Montenegrin lawmakers on Thursday approved a new, pro-Western government that promised to speed up European Union integration and make an effort to bridge a deep political divide in the small Balkan nation. The government of Prime Minister Dritan Abazović won support from 45 lawmakers in the 81-member parliament while three votes were against. Pro-Serbian groups did not attend the session. The vote came weeks after the previous, pro-Serbian government was ousted in a no-confidence motion in February.

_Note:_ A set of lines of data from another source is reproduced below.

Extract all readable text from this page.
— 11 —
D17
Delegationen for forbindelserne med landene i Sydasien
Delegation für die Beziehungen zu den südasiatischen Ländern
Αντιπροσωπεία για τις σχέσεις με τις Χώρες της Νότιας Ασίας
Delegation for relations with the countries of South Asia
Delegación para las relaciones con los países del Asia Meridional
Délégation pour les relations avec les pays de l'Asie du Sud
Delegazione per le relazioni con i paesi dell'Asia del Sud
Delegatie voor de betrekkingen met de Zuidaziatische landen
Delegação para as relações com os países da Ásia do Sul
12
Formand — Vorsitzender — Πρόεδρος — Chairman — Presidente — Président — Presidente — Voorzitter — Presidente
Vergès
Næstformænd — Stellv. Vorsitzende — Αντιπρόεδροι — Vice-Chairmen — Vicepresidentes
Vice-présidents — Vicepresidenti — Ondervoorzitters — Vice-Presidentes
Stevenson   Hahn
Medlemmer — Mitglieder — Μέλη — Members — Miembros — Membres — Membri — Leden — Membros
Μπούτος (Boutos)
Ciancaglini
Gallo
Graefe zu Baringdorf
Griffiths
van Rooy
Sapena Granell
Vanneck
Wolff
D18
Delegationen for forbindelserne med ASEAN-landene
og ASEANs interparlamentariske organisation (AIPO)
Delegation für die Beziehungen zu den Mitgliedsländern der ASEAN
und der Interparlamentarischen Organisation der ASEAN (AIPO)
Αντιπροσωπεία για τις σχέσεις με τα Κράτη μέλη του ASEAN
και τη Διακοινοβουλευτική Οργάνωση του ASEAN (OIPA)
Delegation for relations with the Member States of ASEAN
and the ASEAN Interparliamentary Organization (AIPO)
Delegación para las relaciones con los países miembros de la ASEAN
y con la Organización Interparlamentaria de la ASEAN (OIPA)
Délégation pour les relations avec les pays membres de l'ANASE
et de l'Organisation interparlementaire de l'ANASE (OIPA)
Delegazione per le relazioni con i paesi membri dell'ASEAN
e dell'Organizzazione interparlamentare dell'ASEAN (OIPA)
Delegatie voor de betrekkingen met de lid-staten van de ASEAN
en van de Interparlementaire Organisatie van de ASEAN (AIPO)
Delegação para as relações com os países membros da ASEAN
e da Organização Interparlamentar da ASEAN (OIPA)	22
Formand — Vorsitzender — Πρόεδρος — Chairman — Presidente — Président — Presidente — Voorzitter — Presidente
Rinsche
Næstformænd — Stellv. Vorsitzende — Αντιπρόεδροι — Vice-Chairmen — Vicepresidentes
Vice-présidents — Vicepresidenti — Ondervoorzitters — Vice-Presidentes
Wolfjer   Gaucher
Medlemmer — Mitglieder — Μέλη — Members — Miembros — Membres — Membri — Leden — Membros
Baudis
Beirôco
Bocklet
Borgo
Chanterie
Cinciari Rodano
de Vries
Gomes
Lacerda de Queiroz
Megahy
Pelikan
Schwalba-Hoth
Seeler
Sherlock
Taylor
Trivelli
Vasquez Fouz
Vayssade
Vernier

The European Union wants to start formal membership talks with North Macedonia by early this summer and renew efforts to address objections from Bulgaria that have held up the process, a top EU official said on Wednesday. Olivér Várhelyi, the EU ’s enlargement commissioner, said during a visit to North Macedonia that the bloc is eager to break the two-year deadlock. EU leaders gave North Macedonia and Albania the green light in 2020 to begin accession talks, although no date was set for the start of negotiations. The dispute with Bulgaria has also delayed Albania’s bid.
Rohlik Group posted a 53 per cent year-on-year rise in net revenue to 490 million euros in its past fiscal year, the company said on Wednesday, as the Czech-based online grocery delivery firm builds on a European expansion push. The group, founded in 2014 by entrepreneur Tomas Cupr, will end its fiscal year to April with more than 1 million customers, it said, after launching operations in Germany last year, adding to existing markets in Czechia, Austria and Hungary. It plans to start in Italy, Romania and Spain in 2022, as well as to further expand in Germany.
A pipeline that Kazakhstan uses to export most of its oil began operating at full capacity over the weekend, one month after key offloading infrastructure was allegedly damaged in a storm. The Caspian Pipeline Consortium, or CPC, said in a statement on April 25 that it had restored a buoy mooring device used for loading oil at Russia’s Novorossiysk terminal to working order after divers were able to take advantage of a “short-term improvement in the weather.”
Officials in Kyrgyzstan have voiced alarm over reports that neighbouring Tajikistan may have bought Bayraktar TB2 unmanned aerial vehicles from Turkey, an acquisition that would mark a major development in the arms race unfolding between the two nations. Deputy Kyrgyz Foreign Minister Jeenbek Kulubayev told lawmakers on April 27 that the government in Bishkek had pleaded with Ankara to be cautious when selling the lethal drones to Dushanbe in light of border tensions.